Available protein structures:
- PDB: IPR010304 PF06003 (ECOD; PDBsum)
- AlphaFold: IPR010304; PF06003;

= Survival of motor neuron =

Protein in animal cells

Survival of motor neuron or survival motor neuron (SMN) is a protein that in humans is encoded by the SMN1 and SMN2 genes.

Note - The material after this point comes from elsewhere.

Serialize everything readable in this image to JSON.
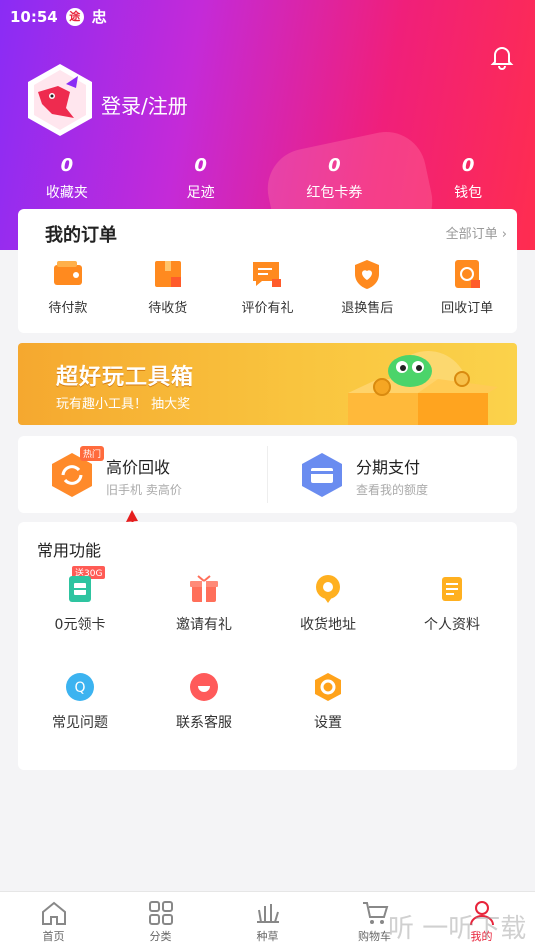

SMN is found in the cytoplasm of all animal cells and also in the nuclear gems. It functions in transcriptional regulation, telomerase regeneration and cellular trafficking. SMN deficiency, primarily due to mutations in SMN1, results in widespread splicing defects, especially in spinal motor neurons, and is one cause of spinal muscular atrophy. Research also showed a possible role of SMN in neuronal migration and/or differentiation.

== Function ==
The SMN protein contains GEMIN2-binding, Tudor and YG-Box domains. It localizes to both the cytoplasm and the nucleus. Within the nucleus, the protein localizes to subnuclear bodies called gems which are found near coiled bodies containing high concentrations of small ribonucleoproteins (snRNPs). This protein forms heteromeric complexes with proteins such as GEMIN2 and GEMIN4, and also interacts with several proteins known to be involved in the biogenesis of snRNPs, such as hnRNP U protein and the small nucleolar RNA binding protein.

== SMN complex ==
SMN complex refers to the entire multi-protein complex involved in the assembly of snRNPs, the essential components of spliceosomal machinery. The complex, apart from the "proper" survival of motor neuron protein, includes at least six other proteins (gem-associated protein 2, 3, 4, 5, 6 and 7.

== Interactions ==

SMN has been shown to interact with:

- Bcl-2,
- Coilin,
- DDX20,
- DHX9,
- FBL,
- FUBP1,
- GAR1,
- GEMIN2,
- GEMIN4,
- GEMIN5,
- GEMIN7,
- HNRNPR,
- KPNB1,
- P53,
- SNRPD1, and
- SNRPD2.

==Evolutionary conservation==
SMN is evolutionarily conserved including the Fungi kingdom, though only fungal organisms with a great number of introns have the Smn gene (or the splicing factor spf30 paralogue). Surprisingly, these are filamentous fungus which have mycelia, so suggesting analogy to the neuronal axons.